Last time we addressed the complications involved when Adam replaces himself to take his test, and we observed that there were additional complications involved. There should have been three teams of time travelers moving through the halls of the school, but somehow there was only one–and this is something that the film does fairly consistently but which does not appear to have any logical basis: if a time traveler travels to the same coordinates twice, he replaces the previous time traveling version of himself. Thus when team two arrived at the high school, team one vanished as if they were never there, and team three likewise caused the elimination of team two.
This seriously complicates the problems we noticed last time. Not only do the original Adam and the Adams from teams one and two not hear the questions that the team three Adam has to answer, part of Adam’s life has been erased completely. That is, we have a sequence something like this: Adam fails the test; Adam travels back and prevents himself from taking the test, and then attempts to answer the questions his younger self has never heard; Adam travels back and erases the version of himself who took the test such that he not only never took the test, he never existed and will never fail the test and make the trip back to retake it; then Adam fails the test again, and again travels back to erase the version of himself who failed the test such that he, too, will never have failed the test. It would seem then that Adam must have failed the test in the original history and then replaced that history with the fourth attempt in which he passes it–but even though Adam replaced himself in the past, it does not seem that he replaced himself in the future. Thus we ought to have Adam leaving Monday at one, then finding himself back getting an answer to a question he was never asked and leaving again at two, then again finding himself back getting an answer to a question he was never asked, and then leaving again at three. He has erased from his own life the events that lead to his actions.
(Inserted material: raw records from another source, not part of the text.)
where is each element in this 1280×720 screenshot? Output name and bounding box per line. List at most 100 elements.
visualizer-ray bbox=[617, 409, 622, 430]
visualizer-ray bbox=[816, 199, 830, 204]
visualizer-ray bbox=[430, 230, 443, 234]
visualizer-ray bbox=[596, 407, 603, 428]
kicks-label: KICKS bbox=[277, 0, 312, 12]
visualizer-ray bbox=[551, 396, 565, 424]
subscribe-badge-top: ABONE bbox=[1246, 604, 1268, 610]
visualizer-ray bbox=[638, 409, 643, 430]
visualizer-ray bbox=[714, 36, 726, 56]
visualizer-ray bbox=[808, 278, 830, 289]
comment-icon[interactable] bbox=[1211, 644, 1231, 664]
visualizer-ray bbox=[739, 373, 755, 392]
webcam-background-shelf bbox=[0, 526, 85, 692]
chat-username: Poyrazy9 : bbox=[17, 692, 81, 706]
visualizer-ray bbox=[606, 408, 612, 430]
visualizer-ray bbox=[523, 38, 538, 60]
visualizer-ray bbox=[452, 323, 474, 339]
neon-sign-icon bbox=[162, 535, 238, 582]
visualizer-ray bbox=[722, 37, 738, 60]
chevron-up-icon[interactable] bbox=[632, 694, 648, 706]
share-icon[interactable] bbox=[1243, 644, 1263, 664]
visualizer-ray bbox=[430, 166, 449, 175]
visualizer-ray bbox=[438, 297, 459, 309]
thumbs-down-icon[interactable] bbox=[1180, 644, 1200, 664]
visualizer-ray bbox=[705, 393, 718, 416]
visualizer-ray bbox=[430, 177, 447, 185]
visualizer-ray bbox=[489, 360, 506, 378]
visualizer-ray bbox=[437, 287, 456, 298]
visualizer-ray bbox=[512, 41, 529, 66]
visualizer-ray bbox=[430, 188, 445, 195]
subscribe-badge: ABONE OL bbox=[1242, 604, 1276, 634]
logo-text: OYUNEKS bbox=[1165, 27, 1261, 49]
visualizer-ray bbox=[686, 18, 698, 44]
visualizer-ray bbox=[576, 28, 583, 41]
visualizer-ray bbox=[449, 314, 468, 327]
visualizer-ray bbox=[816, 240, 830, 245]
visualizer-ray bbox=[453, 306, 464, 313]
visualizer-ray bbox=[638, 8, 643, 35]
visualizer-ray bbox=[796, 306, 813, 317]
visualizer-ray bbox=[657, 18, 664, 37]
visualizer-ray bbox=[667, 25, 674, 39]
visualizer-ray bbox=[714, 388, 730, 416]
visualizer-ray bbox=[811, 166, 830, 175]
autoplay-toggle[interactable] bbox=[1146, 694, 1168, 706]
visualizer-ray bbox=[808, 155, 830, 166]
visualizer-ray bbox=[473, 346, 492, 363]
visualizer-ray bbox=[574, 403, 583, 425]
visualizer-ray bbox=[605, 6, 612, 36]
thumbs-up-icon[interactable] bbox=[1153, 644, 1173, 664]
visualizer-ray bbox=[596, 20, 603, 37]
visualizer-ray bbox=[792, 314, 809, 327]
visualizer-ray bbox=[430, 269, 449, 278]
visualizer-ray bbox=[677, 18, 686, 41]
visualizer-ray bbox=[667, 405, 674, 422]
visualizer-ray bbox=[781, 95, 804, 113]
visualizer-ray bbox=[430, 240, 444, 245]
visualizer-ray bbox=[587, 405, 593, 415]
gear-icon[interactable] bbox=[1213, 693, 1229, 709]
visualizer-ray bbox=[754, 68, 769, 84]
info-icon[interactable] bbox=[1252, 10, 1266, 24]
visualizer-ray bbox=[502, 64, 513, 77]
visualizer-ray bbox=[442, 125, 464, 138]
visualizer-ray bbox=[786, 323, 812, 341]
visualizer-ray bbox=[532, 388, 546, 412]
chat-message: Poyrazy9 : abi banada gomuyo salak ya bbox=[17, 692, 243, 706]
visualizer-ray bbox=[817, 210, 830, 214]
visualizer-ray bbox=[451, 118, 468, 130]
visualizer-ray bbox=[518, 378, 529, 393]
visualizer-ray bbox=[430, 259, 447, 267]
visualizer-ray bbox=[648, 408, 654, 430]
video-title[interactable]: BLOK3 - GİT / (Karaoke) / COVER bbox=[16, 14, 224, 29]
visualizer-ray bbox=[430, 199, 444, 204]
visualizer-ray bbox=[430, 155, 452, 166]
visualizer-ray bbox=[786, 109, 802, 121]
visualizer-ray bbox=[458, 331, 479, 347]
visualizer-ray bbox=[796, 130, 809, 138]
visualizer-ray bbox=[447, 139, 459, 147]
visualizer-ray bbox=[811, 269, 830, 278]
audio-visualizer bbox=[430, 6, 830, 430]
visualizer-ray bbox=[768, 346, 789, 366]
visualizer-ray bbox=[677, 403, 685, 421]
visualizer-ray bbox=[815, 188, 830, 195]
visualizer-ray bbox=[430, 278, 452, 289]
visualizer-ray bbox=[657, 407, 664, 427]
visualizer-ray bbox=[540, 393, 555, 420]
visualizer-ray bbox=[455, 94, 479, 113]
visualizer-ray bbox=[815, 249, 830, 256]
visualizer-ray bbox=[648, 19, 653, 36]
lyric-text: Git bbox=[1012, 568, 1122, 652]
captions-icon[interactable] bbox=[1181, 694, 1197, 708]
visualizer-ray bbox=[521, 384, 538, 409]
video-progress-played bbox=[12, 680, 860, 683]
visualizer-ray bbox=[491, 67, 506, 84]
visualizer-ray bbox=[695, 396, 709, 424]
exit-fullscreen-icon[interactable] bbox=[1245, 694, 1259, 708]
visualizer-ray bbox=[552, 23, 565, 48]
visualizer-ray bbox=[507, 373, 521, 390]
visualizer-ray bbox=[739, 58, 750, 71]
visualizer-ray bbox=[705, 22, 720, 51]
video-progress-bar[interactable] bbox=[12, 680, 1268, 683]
The film took the notion of interacting with your doppelganger very seriously, too seriously; but then they step into a very serious complication using the replacement rules from The Butterfly Effect franchise (which were incomprehensibly disastrous in those films), applying only when the time traveler replaces a time traveling version of himself. That is a far more serious interaction with a past version of yourself than merely letting him see you, but the film glosses it without even attempting to provide a suggestion either for why it would work that way or for why the time travelers would expect it to do so. It was poorly considered, and a major problem with its time travel concepts.